Il existe ainsi en la matière un consensus international, comme le montre la convention-cadre de lutte antitabac (premier accord international en matière de santé de l’organisation mondiale de la santé).
Cette convention, ratifiée le 19 octobre 2004 par la France, prévoit, dans son article 13, que « Chaque Partie, dans le respect de sa constitution ou de ses principes constitutionnels, instaure une interdiction globale de toute publicité en faveur du tabac et de toute promotion et de tout parrainage du tabac ».
b) Les trois critères cumulatifs suivants peuvent utilement être retenus afin de déterminer si une représentation de personnages illustres ou non consommant un produit du tabac contrevient ou non aux dispositions du code de la santé publique :
- les campagnes doivent émaner d’annonceurs qui n’ont aucun lien avec l’industrie ou la distribution du tabac, et avoir une finalité exclusivement culturelle ou artistique ;
- les personnes représentées doivent être des personnages historiques, ou dont la notoriété est reconnue, disparus ou non, ou figurer dans des œuvres d’art partie intégrante d’une promotion publicitaire pour une manifestation artistique. La représentation sous forme de photographie d’une personne vivante de notoriété reconnue avec un produit du tabac n’est possible que pour les photographies anciennes ;
- les produits de consommation du tabac, représentés et utilisés dans les œuvres culturelles ou artistiques doivent être inséparables de l’image et de la personnalité de la personne qui y figure.
III – Conduite à tenir
Il conviendra, dans les cas qui pourraient sur ces points sembler litigieux, de solliciter au cas par cas l’avis des services de la direction générale de la santé – Sous-direction « promotion de la santé et prévention des maladies chroniques » - bureau des pratiques addictives et du Ministère de la Culture.
Il convient parallèlement d’inciter au développement de bonnes pratiques interprofessionnelles.
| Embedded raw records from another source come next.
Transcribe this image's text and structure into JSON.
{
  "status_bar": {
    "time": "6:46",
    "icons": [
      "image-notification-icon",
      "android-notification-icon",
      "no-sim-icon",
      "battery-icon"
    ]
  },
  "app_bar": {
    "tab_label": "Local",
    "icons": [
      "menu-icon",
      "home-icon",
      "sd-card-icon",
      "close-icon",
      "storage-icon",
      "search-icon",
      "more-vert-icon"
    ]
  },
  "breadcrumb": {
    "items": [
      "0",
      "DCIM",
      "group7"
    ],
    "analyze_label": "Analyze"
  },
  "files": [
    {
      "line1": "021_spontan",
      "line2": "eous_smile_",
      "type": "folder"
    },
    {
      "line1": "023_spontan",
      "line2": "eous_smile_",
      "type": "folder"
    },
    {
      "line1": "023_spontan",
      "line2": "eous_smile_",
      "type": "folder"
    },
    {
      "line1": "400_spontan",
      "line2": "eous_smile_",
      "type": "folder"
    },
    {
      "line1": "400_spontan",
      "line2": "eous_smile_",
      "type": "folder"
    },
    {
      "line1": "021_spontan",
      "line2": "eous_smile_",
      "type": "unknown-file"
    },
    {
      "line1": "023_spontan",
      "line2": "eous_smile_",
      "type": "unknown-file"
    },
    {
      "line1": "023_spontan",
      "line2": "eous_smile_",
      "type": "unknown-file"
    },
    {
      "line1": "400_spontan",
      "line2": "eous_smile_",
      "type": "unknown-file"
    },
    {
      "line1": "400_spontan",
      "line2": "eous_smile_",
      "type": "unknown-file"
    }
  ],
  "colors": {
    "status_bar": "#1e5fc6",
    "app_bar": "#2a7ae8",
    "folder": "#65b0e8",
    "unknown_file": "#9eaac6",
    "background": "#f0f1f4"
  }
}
Le relai des éléments ci-dessus développés, notamment par le biais de l’autorité de régulation professionnelle de la publicité (ARPP), est un garant de la bonne application de la loi. Ainsi lorsque l’ARPP sera saisie par une demande de conseil avant la diffusion d’une publicité, quel que soit le média envisagé, elle déconseillera la représentation, dans des campagnes publicitaires, de produits de consommation du tabac, à l’exception des cas où les trois critères cumulatifs cités ci-dessus sont réunis.
Nous rappelons, enfin, que rien n’interdit à une personnalité illustre de faire elle-même le choix, quand bien même son image serait indissociable des produits de consommation du tabac, d’être représentée sans que figure dans l’image les produits du tabac en question.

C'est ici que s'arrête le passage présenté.